Persistência da imagem piedosa que os protegeria dos perigos, das doenças, do
mal, do diabo e de seus demônios. Esses pequenos espelhos baratos eram feitos
de chumbo polido. Essa indústria, esse comércio, foi a primeira atividade de
Johannes Gutenberg, que tinha feito seu aprendizado como ourives e dominava não
apenas o trabalho dos metais mas também suas ligas. Ele fabricou e vendeu esses
pequenos espelhos aos peregrinos até que a prática fosse esquecida, perdida, ou
que ele se tivesse cansado. Liberto de uma atividade tão medíocre, ele se
lançou na fabricação de letras de imprensa móveis, resistentes e reprodutíveis.
É sem dúvida exagerado afirmar que Gutenberg inventou a
imprensa. Por outro lado, é certo que foi ele quem sintetizou os elementos
conhecidos, mas dispersos, que iriam levar ao seu aperfeiçoamento moderno e a
seu desenvolvimento. Ele foi, então, merecidamente considerado como “o primeiro
a imprimir um livro digno deste nome” (uma Bíblia), mesmo se, dentre as
primeiras tentativas, encontramos – um belo símbolo – cartas de indulgência.
Cartas de trinta linhas que eram amplamente comercializadas pela Igreja e que
garantiam anos no paraíso a seus compradores.

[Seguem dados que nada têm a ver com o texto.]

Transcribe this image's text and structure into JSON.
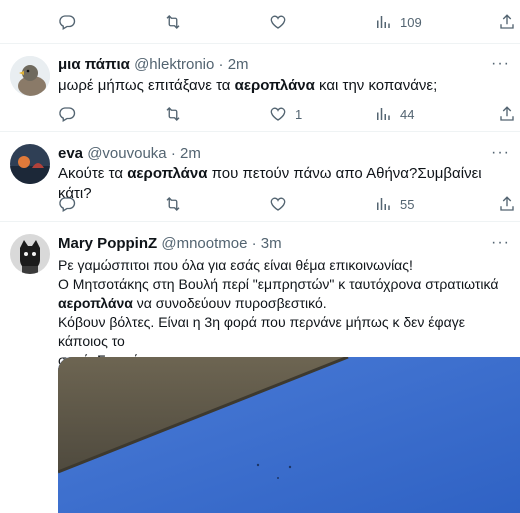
{
  "tweets": [
    {
      "id": "top",
      "actions": {
        "reply": "",
        "retweet": "",
        "like": "",
        "views": "109"
      }
    },
    {
      "id": "t1",
      "name": "μια πάπια",
      "handle": "@hlektronio",
      "dot": "·",
      "time": "2m",
      "text_parts": [
        "μωρέ μήπως επιτάξανε τα ",
        "αεροπλάνα",
        " και την κοπανάνε;"
      ],
      "actions": {
        "reply": "",
        "retweet": "",
        "like": "1",
        "views": "44"
      }
    },
    {
      "id": "t2",
      "name": "eva",
      "handle": "@vouvouka",
      "dot": "·",
      "time": "2m",
      "text_parts": [
        "Ακούτε τα ",
        "αεροπλάνα",
        " που πετούν πάνω απο Αθήνα?Συμβαίνει κάτι?"
      ],
      "actions": {
        "reply": "",
        "retweet": "",
        "like": "",
        "views": "55"
      }
    },
    {
      "id": "t3",
      "name": "Mary PoppinZ",
      "handle": "@mnootmoe",
      "dot": "·",
      "time": "3m",
      "lines": {
        "l1": "Ρε γαμώσπιτοι που όλα για εσάς είναι θέμα επικοινωνίας!",
        "l2": "Ο Μητσοτάκης στη Βουλή περί \"εμπρηστών\" κ ταυτόχρονα στρατιωτικά",
        "l3_bold": "αεροπλάνα",
        "l3_rest": " να συνοδεύουν πυροσβεστικό.",
        "l4": "Κόβουν βόλτες. Είναι η 3η φορά που περνάνε μήπως κ δεν έφαγε κάποιος το",
        "l5": "σανό. Σιχαμένοι γτχσ"
      }
    }
  ],
  "more_label": "···",
  "colors": {
    "text": "#0f1419",
    "secondary": "#536471",
    "divider": "#eff3f4",
    "sky": "#3f6fcf"
  },
  "icons": [
    "reply-icon",
    "retweet-icon",
    "like-icon",
    "views-icon",
    "share-icon",
    "more-icon"
  ]
}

No dia 31 de outubro de 1517, Martinho Lutero fixou sobre as
portas do castelo de Wittenberg suas “95 teses” contra as indulgências, indignando-se
que se pudesse vender o céu para financiar Albert de Brandebourg (1490-1568),
que ambicionava o cargo de arcebispo de Mayence – a cidade de Gutenberg! Seus
alunos o recopiaram e mandaram imprimir. Essas palavras em letras de chumbo
foram as primeiras armas dos monges-soldados que conduziram à Reforma...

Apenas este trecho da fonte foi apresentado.